I downloaded the Lustre 1.0.4 source, am using a Debian 2.4.24 kernel, patched
it with the following patches, compiled kernel, then lustre utils and modules,
made a configuration which follows. With a bit of playing around it will finally
mount all the clients correctly and it will work for a while, but bonnie++ will
cease functioning immediately after it finishes writing with putc and just sit
there.

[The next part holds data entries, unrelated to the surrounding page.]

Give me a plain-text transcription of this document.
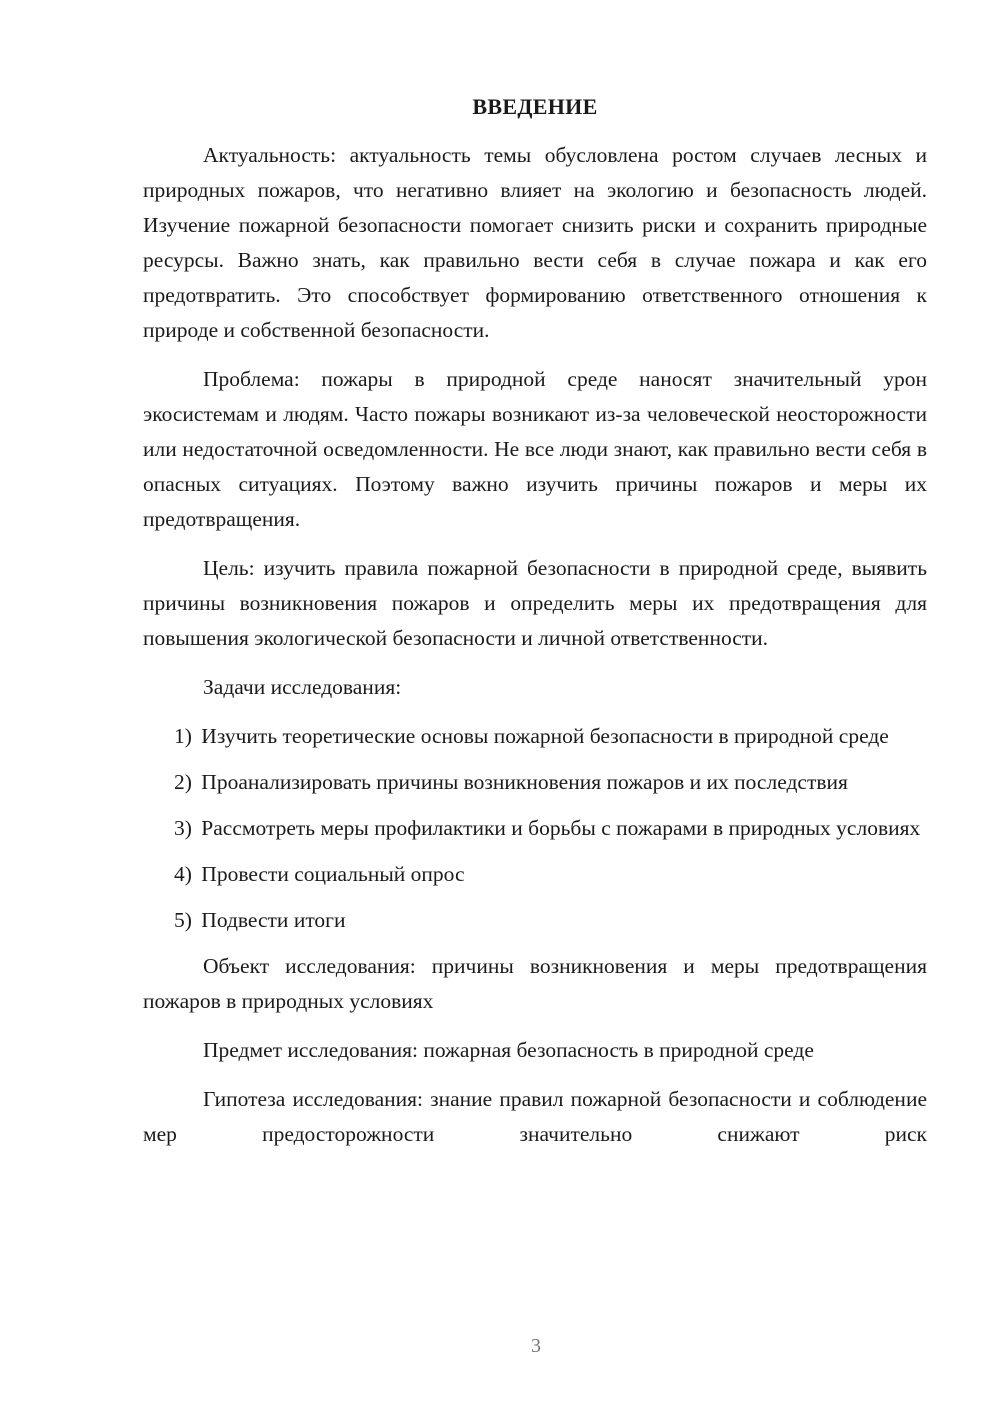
ВВЕДЕНИЕ

Актуальность: актуальность темы обусловлена ростом случаев лесных и природных пожаров, что негативно влияет на экологию и безопасность людей. Изучение пожарной безопасности помогает снизить риски и сохранить природные ресурсы. Важно знать, как правильно вести себя в случае пожара и как его предотвратить. Это способствует формированию ответственного отношения к природе и собственной безопасности.

Проблема: пожары в природной среде наносят значительный урон экосистемам и людям. Часто пожары возникают из-за человеческой неосторожности или недостаточной осведомленности. Не все люди знают, как правильно вести себя в опасных ситуациях. Поэтому важно изучить причины пожаров и меры их предотвращения.

Цель: изучить правила пожарной безопасности в природной среде, выявить причины возникновения пожаров и определить меры их предотвращения для повышения экологической безопасности и личной ответственности.

Задачи исследования:

1) Изучить теоретические основы пожарной безопасности в природной среде

2) Проанализировать причины возникновения пожаров и их последствия

3) Рассмотреть меры профилактики и борьбы с пожарами в природных условиях

4) Провести социальный опрос

5) Подвести итоги

Объект исследования: причины возникновения и меры предотвращения пожаров в природных условиях

Предмет исследования: пожарная безопасность в природной среде

Гипотеза исследования: знание правил пожарной безопасности и соблюдение мер предосторожности значительно снижают риск

3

After I kill bonnie, which takes around a minute for it to die, the
filesystem does not work correctly anymore. I don''t see anything in the
logs
labled error, I have seen a few "tool6 kernel: Lustre:
339:(socknal_cb.c:1547:ksocknal_process_receive()) [ee59f800] EOF from 0xa14076d
ip 10.20.7.109:32780" lines, in /var/log/messages but am unsure what they
refer
to. Everything seems to be working correctly in the fact that nothing complains,
except for at startup. I have to make sure I am starting them all at nearly the
same time, and even then, I may have to restart one or two because it
doesn''t
mount correctly. Again, no errors, but a df shows an input/output error when
listing the lustre mountpoint. Also, I am seeing multiple ost files on the
server that also has the mds file, is this usual? I basically just want some
confirmation that I set things up correctly and am using the correct commands.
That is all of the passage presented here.